Meet our Junior Champion - Denby Carswell



Denby Carswell used an old school game to triumph over a tough field.

Greg Moody presents the Ed Lex Trophy to Denby Carswell


Denby Carswell is Zone 4’s new junior champion, and in a couple of ways something of a throwback. That was in evidence during the final round of the 36-hole championship, played on June 12 at Vancouver Golf Club.

Heading into the round, Carswell was tied for the 18-hole lead with Point Grey’s Ryan Liang at 3 under par, after he carded no less than nine birdies at Squamish Valley Golf Club the day before. He sailed through the front nine at one under, good for a three-stroke lead, but ran into trouble on Vancouver Club’s stout back nine, which measures more than 3,600 yards.

In the contemporary manner, the other three players in Carswell’s foursome shaped most of their drives and iron shots high in the air. Carswell plays a much lower trajectory, in many cases slinging them only a few feet off the ground. “It’s something I work with,” he told us afterward. “And it helps on a windy day like this.”

On 17, though, Carswell’s drive leaked right, hitting one of the tall conifers that line Vancouver Club’s fairways and bouncing another 30 yards right, deep into the trees. His sideways recovery shot left him some 150 yards out while needing to keep his ball only a couple of feet off the ground due to overhanging branches, a feat he accomplished to save a bogey.

That looked to be a crucial advantage on 18 after both players missed the green left, and Carswell skittered his pitch out of thick rough well past the pin and onto the fairway. Liang ended up in slightly better shape, but only Carswell was able to get up and down, leaving him with a two stroke win, whie Liang tied with George Zhou for second.

It’s not just Carswell’s lower trajectory that gives him throwback status, however. Instead, it’s that he doesn’t play out of one of the private clubs but rather Fraserview Golf Course, one of a half dozen very busy munis within Zone 4’s borders. The recent Grade 12 graduate says that hasn’t been an issue for him, even with the difficulty in getting tee times since the Covid golf boom. “Playing as a single, I can usually get out in an hour or so,” he says. “In the meantime, I practice.”

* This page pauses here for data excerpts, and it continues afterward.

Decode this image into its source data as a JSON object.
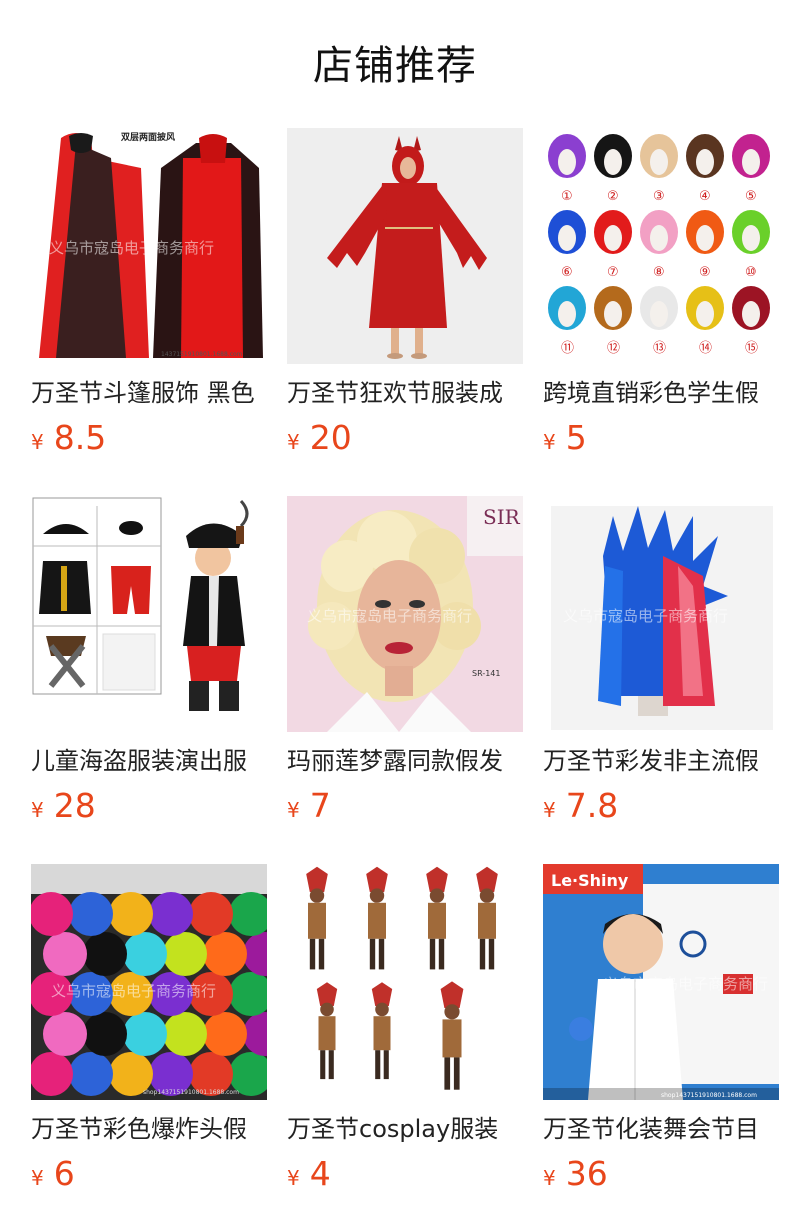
{
  "header": {
    "title": "店铺推荐"
  },
  "currency_symbol": "¥",
  "products": [
    {
      "name": "万圣节斗篷服饰 黑色",
      "price": "8.5",
      "image_text": "双层两面披风",
      "watermark": "义乌市寇岛电子商务商行",
      "store_id": "1437151910801.1688.com"
    },
    {
      "name": "万圣节狂欢节服装成",
      "price": "20"
    },
    {
      "name": "跨境直销彩色学生假",
      "price": "5",
      "image_numbers": [
        "①",
        "②",
        "③",
        "④",
        "⑤",
        "⑥",
        "⑦",
        "⑧",
        "⑨",
        "⑩",
        "⑪",
        "⑫",
        "⑬",
        "⑭",
        "⑮"
      ]
    },
    {
      "name": "儿童海盗服装演出服",
      "price": "28"
    },
    {
      "name": "玛丽莲梦露同款假发",
      "price": "7",
      "image_text": "SR-141",
      "watermark": "义乌市寇岛电子商务商行"
    },
    {
      "name": "万圣节彩发非主流假",
      "price": "7.8",
      "watermark": "义乌市寇岛电子商务商行"
    },
    {
      "name": "万圣节彩色爆炸头假",
      "price": "6",
      "watermark": "义乌市寇岛电子商务商行",
      "store_id": "shop1437151910801.1688.com"
    },
    {
      "name": "万圣节cosplay服装",
      "price": "4"
    },
    {
      "name": "万圣节化装舞会节目",
      "price": "36",
      "watermark": "义乌市寇岛电子商务商行",
      "store_id": "shop1437151910801.1688.com"
    }
  ],
  "colors": {
    "price": "#e8461b",
    "title": "#111111",
    "text": "#222222"
  }
}
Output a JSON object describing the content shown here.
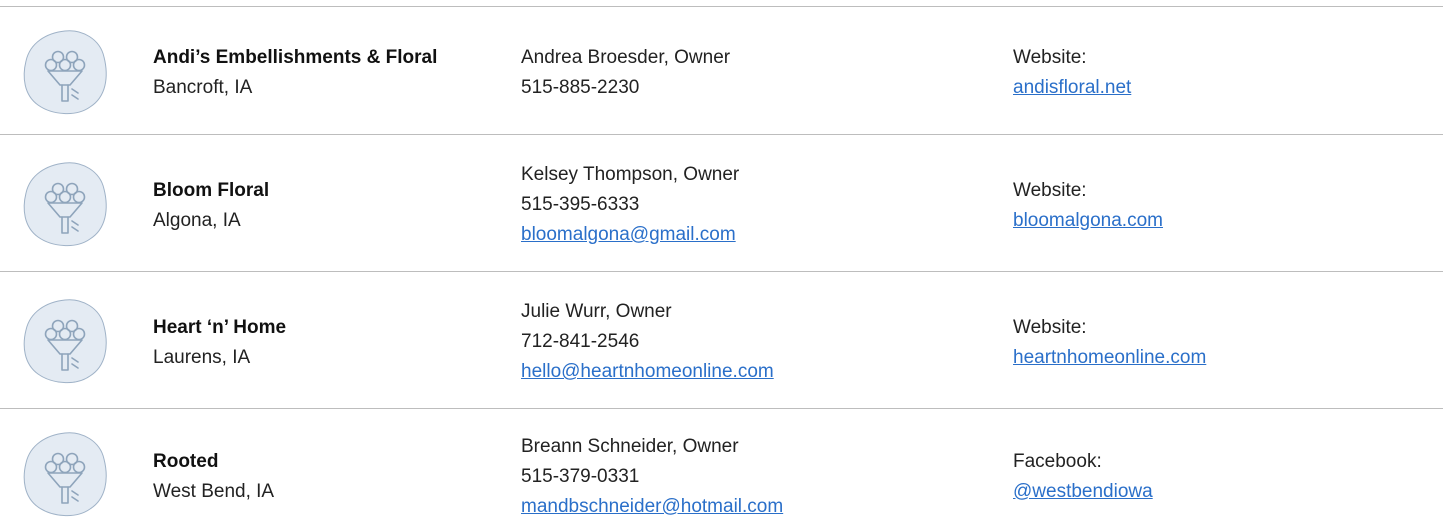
{
  "listings": [
    {
      "icon": "bouquet-icon",
      "name": "Andi’s Embellishments & Floral",
      "location": "Bancroft, IA",
      "contact_person": "Andrea Broesder, Owner",
      "phone": "515-885-2230",
      "email": "",
      "link_label": "Website:",
      "link_text": "andisfloral.net"
    },
    {
      "icon": "bouquet-icon",
      "name": "Bloom Floral",
      "location": "Algona, IA",
      "contact_person": "Kelsey Thompson, Owner",
      "phone": "515-395-6333",
      "email": "bloomalgona@gmail.com",
      "link_label": "Website:",
      "link_text": "bloomalgona.com"
    },
    {
      "icon": "bouquet-icon",
      "name": "Heart ‘n’ Home",
      "location": "Laurens, IA",
      "contact_person": "Julie Wurr, Owner",
      "phone": "712-841-2546",
      "email": "hello@heartnhomeonline.com",
      "link_label": "Website:",
      "link_text": "heartnhomeonline.com"
    },
    {
      "icon": "bouquet-icon",
      "name": "Rooted",
      "location": "West Bend, IA",
      "contact_person": "Breann Schneider, Owner",
      "phone": "515-379-0331",
      "email": "mandbschneider@hotmail.com",
      "link_label": "Facebook:",
      "link_text": "@westbendiowa"
    }
  ],
  "colors": {
    "link": "#2a6fc9",
    "divider": "#bdbdbd",
    "icon_blob": "#e4ebf3"
  }
}
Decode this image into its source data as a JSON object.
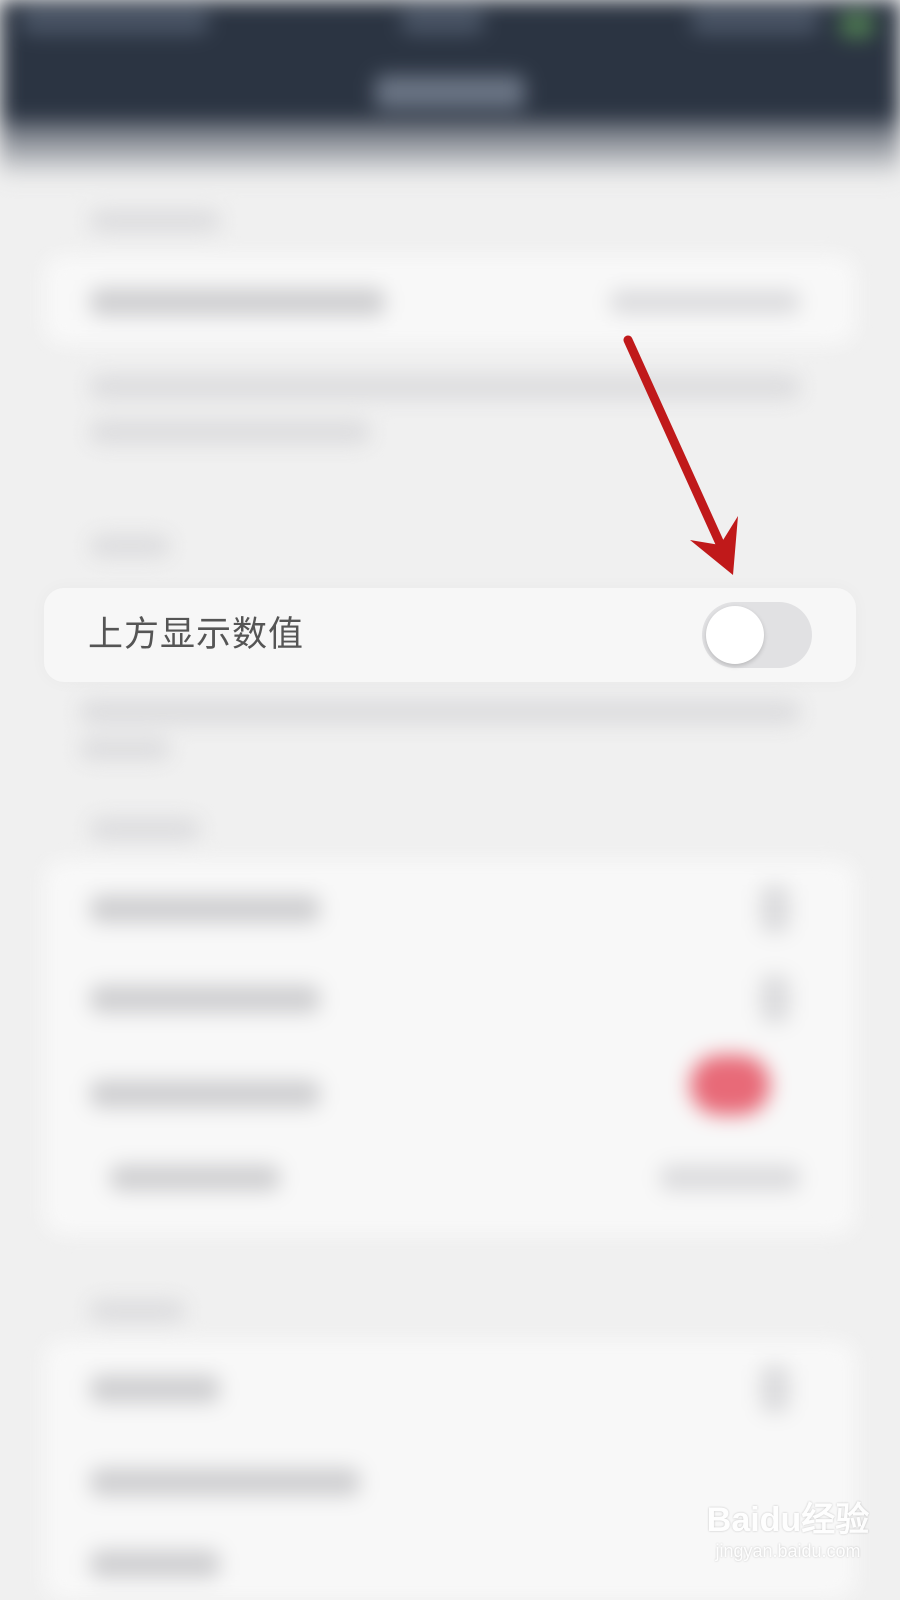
{
  "setting": {
    "label": "上方显示数值",
    "enabled": false
  },
  "colors": {
    "annotation_arrow": "#c0191a",
    "toggle_off_track": "#e1e1e3",
    "toggle_knob": "#ffffff",
    "top_bar": "#2b3442",
    "background": "#f0f0f0"
  },
  "watermark": {
    "logo": "Baidu经验",
    "url": "jingyan.baidu.com"
  }
}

Zone 4 Junior director Greg Moody wasn’t surprised to see the players struggle coming home. “I think Vancouver Club may have the strongest closing stretch in the zone,” he says. “Both courses were in excellent shape,” he adds, “and couldn’t have been more of a pleasure to work with.”

The weekend closes out Zone 4’s Junior season, consisting of eight 18-hole tournaments leading up to the championship. Both the championship and order of merit were taken into account in determining the Zone's teams in the provincial Junior championships, to be held June 27 to July 1 at NkMip Golf Canyon Desert Golf course in Oliver, and for the BC Summer Games, to be held July 21 to 24 in Prince George. Carswell joins Nathan Szpakowicz and Luke Spencer in the former. Liang joins Szpakowicz and Forest Van Alstine in the latter, which will play as Zone 5.